Alemtuzumab-induced thyroid eye disease successfully treated with a single low-dose of rituximab.

BACKGROUND Secondary thyroid autoimmunity, especially Graves' disease (GD), frequently develops in patients with multiple sclerosis (MS) following alemtuzumab treatment (ALTZ; anti-CD52). Thyroid Eye Disease (TED) can also develop, and rituximab (RTX; anti-CD20) is a suitable treatment.

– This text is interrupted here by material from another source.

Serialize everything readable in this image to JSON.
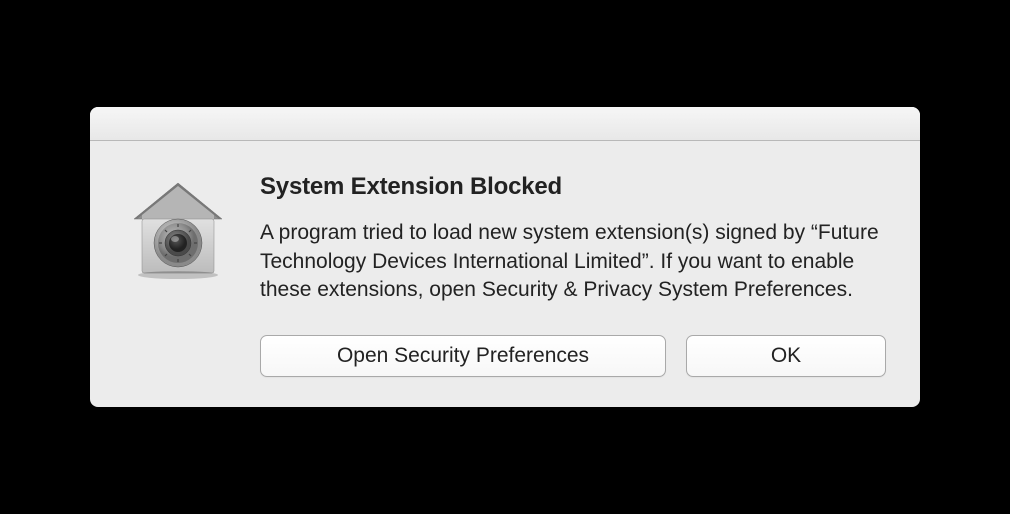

METHODS Immunophenotyping of blood and thyroid-derived lymphocytes in a patient treated with both ALTZ and RTX. RESULTS A 37-year-old woman with MS developed steroid-resistant active moderate-to-severe TED three years after ALTZ, that successfully responded to a single 500 mg dose of i.v. RTX. Before RTX peripheral B-cells were low, and were totally depleted immediately after therapy. Follow-up analysis four years post-ALTZ and one year post-RTX, showed persistent depletion of B cells, and relative reduction of T regulatory cells in both peripheral blood and thyroid tissue obtained at thyroidectomy. CONCLUSIONS RTX therapy successfully inactivated TED in a patient with low B-cell count derived from previous ALTZ treatment. B-cell depletion in both thyroid and peripheral blood was still present one year after RTX, as a likely cumulative effect of both treatments.